= Arthur Lockwood (politician) =

British political activist

Arthur Lockwood (23 October 1883 - 19 February 1966) was a British political activist.

Born in the Darnall area of Sheffield, Lockwood left school at the age of fourteen. He took various jobs before settling as a pattern-maker. He spent much of his spare time at the Darnall Congregational Church and its associated temperance society. An early member of the Workers Educational Association, he also joined the Independent Labour Party and the Labour Party. This political activity led his employer to sack him, and he instead became an insurance agent.

In 1912, Lockwood stood as a Labour candidate for the Darnall ward on Sheffield City Council, although he was easily defeated. Undeterred, he stood for Sheffield Hillsborough at the 1918 UK general election, with the backing of what became the Co-operative Party. He took 4,050 and a distant second place, but was considered to have built up the party, locally, enabling A. V. Alexander to win the seat for the party in 1922. Lockwood instead moved to London to act as election agent for Alfred Barnes, who won East Ham South in 1922 as a joint Co-operative-Labour candidate.
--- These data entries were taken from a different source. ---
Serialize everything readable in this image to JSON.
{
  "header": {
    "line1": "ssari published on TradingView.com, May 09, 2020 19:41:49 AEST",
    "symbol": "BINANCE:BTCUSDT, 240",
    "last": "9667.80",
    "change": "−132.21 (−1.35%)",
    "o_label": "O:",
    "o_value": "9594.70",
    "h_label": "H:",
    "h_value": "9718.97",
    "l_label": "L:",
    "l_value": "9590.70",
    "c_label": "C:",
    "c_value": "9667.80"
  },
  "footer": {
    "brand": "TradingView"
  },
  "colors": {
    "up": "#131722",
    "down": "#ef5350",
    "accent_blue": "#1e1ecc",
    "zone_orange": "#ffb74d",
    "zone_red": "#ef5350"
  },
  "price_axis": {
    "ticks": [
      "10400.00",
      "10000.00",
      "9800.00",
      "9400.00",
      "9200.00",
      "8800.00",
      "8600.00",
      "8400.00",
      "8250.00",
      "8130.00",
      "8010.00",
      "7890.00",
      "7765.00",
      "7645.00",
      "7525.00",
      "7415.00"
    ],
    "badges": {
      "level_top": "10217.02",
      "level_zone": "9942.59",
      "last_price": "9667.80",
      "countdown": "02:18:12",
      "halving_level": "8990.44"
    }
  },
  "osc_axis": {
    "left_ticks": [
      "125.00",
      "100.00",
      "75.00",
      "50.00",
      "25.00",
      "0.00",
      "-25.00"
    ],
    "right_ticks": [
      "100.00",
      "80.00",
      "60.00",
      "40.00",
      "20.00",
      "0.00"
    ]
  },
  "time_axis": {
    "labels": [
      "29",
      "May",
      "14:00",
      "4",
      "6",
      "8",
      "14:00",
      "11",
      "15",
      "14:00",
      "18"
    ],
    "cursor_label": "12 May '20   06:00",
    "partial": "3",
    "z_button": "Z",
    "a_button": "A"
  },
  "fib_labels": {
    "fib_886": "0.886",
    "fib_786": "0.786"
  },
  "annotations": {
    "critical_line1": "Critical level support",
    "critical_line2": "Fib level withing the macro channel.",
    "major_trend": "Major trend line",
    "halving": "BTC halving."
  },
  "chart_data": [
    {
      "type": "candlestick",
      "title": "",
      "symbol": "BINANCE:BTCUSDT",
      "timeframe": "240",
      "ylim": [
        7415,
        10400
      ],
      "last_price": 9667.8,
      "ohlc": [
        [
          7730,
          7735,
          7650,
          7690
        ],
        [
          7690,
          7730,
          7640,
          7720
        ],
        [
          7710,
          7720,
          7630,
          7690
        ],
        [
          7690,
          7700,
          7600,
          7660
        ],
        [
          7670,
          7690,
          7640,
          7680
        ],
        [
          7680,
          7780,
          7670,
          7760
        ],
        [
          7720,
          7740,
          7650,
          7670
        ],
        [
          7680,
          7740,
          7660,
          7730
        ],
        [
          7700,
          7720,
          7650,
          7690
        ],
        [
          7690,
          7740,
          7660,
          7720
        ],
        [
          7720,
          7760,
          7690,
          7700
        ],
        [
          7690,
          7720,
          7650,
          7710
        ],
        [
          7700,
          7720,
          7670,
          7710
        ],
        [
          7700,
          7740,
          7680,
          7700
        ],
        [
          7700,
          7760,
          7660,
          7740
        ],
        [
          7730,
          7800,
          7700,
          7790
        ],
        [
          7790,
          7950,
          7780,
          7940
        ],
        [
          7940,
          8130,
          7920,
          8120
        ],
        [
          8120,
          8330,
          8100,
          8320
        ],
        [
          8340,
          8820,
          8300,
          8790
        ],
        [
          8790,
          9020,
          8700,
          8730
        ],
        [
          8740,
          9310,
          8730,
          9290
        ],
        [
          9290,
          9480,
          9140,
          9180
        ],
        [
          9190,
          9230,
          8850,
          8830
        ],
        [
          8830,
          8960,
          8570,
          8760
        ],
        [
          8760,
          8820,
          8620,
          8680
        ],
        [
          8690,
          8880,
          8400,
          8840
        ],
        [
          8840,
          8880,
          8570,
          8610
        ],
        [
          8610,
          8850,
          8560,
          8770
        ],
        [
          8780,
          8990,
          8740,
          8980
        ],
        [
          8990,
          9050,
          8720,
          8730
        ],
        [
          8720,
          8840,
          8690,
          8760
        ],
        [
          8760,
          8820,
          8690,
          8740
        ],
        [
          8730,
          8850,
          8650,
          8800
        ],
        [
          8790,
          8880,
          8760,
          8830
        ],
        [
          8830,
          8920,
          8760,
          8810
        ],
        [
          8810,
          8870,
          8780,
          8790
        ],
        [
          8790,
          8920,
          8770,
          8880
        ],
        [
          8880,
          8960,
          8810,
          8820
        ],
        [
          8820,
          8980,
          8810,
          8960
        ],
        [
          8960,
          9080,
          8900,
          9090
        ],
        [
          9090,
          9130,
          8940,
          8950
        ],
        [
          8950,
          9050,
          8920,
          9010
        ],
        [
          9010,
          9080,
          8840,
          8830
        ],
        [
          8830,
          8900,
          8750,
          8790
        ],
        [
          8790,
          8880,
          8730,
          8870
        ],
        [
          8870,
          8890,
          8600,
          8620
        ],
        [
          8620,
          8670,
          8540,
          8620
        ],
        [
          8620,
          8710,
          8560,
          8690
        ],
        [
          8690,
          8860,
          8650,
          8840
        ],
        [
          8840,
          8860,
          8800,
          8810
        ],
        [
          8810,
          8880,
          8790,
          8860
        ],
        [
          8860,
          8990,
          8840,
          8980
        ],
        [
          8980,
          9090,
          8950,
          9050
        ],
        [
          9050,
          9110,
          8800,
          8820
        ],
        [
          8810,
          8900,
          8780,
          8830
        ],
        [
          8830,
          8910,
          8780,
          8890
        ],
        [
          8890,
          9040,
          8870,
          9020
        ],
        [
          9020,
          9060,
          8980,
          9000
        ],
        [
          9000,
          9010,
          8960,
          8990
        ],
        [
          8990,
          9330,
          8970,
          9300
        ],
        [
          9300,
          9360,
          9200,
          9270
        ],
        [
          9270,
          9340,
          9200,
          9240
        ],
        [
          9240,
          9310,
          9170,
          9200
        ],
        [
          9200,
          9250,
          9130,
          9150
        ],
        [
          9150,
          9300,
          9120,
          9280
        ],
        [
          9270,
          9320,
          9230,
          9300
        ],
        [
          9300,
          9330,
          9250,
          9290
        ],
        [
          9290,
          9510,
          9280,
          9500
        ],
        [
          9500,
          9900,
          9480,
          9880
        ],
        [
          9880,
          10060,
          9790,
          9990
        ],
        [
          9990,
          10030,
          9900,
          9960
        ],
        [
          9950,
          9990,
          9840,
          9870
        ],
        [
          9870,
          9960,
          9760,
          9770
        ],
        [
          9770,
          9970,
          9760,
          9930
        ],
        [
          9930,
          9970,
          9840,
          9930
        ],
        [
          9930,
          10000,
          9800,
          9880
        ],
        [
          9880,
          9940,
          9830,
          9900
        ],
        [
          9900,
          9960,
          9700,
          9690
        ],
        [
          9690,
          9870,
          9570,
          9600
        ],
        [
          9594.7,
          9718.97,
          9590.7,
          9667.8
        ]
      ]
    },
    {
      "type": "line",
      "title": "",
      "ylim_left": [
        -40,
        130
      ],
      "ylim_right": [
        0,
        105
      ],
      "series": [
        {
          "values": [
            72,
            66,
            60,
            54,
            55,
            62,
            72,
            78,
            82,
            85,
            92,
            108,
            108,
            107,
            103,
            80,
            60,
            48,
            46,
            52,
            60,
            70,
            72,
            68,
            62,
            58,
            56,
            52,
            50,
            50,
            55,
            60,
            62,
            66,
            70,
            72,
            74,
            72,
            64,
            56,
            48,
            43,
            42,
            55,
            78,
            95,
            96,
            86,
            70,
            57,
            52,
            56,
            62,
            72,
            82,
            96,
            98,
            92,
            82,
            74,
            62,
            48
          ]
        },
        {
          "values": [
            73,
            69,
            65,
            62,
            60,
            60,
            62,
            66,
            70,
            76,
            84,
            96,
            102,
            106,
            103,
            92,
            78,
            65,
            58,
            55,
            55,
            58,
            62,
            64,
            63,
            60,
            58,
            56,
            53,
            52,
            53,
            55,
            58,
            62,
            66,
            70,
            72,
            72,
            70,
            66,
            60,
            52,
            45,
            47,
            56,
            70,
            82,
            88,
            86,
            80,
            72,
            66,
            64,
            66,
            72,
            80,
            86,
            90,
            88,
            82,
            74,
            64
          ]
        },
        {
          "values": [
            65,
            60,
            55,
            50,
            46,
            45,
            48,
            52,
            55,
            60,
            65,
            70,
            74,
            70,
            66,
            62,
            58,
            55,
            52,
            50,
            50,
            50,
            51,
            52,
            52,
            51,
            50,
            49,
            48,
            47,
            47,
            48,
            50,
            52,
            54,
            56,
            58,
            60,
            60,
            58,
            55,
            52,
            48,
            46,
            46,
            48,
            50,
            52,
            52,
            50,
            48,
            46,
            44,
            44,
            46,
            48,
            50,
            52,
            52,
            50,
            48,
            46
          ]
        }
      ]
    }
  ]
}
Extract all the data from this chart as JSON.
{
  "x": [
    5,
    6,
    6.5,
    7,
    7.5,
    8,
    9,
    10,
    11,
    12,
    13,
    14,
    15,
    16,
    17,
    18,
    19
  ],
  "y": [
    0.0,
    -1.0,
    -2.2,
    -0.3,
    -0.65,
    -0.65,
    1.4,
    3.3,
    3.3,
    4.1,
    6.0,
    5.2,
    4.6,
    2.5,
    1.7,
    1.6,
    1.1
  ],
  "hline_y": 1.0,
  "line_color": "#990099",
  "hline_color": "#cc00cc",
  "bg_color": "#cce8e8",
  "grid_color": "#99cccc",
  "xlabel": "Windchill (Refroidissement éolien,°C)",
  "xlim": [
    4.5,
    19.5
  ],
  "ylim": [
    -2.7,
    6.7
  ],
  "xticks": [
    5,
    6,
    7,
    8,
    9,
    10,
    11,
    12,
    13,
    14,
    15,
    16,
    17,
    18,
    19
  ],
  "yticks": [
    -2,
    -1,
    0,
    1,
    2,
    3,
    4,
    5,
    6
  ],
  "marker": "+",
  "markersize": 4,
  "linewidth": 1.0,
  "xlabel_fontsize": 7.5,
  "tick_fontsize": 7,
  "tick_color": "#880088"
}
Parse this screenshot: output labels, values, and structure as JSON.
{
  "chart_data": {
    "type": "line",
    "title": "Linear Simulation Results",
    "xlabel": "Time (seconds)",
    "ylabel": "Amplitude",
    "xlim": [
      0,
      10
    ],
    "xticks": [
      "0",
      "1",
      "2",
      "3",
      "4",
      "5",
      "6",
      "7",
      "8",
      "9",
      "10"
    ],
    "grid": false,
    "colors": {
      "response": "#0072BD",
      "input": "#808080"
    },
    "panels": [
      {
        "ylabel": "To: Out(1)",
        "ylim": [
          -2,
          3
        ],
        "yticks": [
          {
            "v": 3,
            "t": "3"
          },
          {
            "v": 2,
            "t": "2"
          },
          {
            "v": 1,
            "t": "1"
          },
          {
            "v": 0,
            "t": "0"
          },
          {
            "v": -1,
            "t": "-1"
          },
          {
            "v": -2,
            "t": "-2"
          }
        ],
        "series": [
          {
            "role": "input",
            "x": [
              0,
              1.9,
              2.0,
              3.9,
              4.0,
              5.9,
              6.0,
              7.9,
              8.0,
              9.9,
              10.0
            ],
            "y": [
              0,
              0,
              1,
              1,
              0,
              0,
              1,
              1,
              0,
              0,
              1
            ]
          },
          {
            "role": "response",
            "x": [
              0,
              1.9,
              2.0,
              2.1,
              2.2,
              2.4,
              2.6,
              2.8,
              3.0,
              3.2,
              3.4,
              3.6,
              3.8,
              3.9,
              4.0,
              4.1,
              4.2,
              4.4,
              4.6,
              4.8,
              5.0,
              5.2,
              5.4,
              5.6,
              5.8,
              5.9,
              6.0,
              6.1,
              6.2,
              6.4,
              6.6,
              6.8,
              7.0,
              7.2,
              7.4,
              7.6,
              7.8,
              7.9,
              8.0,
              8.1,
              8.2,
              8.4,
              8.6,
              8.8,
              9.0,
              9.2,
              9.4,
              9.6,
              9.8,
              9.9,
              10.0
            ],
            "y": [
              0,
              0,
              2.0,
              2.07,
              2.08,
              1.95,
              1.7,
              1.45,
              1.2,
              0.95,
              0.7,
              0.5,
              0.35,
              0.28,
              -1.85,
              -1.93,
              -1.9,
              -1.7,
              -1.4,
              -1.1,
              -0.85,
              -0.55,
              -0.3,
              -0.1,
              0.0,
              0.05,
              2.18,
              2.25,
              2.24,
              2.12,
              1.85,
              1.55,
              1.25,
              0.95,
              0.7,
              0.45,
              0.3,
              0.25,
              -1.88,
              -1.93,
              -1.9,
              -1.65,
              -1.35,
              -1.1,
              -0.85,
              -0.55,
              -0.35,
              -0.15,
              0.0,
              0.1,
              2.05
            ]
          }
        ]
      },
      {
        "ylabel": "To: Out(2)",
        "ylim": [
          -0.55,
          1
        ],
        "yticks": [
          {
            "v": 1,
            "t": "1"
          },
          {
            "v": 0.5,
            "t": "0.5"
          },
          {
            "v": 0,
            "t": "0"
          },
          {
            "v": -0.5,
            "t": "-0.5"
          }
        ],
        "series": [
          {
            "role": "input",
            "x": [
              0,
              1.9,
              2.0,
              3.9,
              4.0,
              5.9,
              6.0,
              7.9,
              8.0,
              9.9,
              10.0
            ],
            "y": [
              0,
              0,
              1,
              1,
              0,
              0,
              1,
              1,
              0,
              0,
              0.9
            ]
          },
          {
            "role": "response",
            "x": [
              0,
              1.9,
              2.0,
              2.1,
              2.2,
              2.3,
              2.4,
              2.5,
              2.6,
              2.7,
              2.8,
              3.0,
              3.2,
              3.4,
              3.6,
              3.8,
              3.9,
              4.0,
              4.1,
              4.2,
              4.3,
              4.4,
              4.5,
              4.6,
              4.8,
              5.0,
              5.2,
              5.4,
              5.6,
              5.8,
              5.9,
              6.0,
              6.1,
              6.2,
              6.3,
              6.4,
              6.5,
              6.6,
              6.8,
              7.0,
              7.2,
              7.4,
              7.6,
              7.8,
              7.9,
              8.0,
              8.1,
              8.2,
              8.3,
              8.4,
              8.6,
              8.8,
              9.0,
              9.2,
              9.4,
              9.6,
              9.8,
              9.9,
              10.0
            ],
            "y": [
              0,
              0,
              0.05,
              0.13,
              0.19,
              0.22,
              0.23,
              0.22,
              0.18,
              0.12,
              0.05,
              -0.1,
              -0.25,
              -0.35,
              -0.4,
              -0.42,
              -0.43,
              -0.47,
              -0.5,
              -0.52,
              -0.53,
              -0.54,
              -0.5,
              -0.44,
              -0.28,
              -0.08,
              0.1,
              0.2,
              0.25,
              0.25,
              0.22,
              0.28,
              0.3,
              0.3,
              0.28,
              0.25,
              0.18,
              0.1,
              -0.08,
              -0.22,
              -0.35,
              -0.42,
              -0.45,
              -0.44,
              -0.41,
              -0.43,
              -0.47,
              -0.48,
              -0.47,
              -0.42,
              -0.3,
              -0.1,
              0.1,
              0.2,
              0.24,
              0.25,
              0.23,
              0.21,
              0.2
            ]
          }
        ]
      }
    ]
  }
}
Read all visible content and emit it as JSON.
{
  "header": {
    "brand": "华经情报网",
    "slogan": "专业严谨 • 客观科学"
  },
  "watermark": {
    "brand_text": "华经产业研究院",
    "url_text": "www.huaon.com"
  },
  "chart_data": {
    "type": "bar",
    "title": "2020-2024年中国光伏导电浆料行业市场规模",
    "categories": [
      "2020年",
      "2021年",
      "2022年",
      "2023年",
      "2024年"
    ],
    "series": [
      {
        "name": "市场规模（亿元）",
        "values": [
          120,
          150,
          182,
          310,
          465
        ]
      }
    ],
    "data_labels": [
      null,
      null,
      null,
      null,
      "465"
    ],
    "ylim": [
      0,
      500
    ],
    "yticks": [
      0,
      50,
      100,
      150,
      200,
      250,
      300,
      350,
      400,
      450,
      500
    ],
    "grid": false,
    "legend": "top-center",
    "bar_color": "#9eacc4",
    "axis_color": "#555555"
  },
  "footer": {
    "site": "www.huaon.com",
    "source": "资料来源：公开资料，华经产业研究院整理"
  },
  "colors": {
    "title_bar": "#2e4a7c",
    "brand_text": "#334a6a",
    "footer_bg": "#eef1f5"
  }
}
Following this success, Lockwood became the election agent for the Reading Labour Party and, by 1924, the party's first MP for the town was elected. While in the town, Lockwood also ran the Reading Citizen, a labour movement newspaper, and stood regularly for the town council, but did not win a seat until 1932; he served until 1939, and also for a year in 1944. In 1930, he became the circulation manager for Reynolds' News, but remained based in Reading and served on the committee of the Reading Co-operative Society, including a stint as president from 1947 until 1959. He retired from Reynolds in 1947 and served on the Southern Electricity Board, in 1954 again winning a seat on the council, and serving as Mayor of Reading in 1956.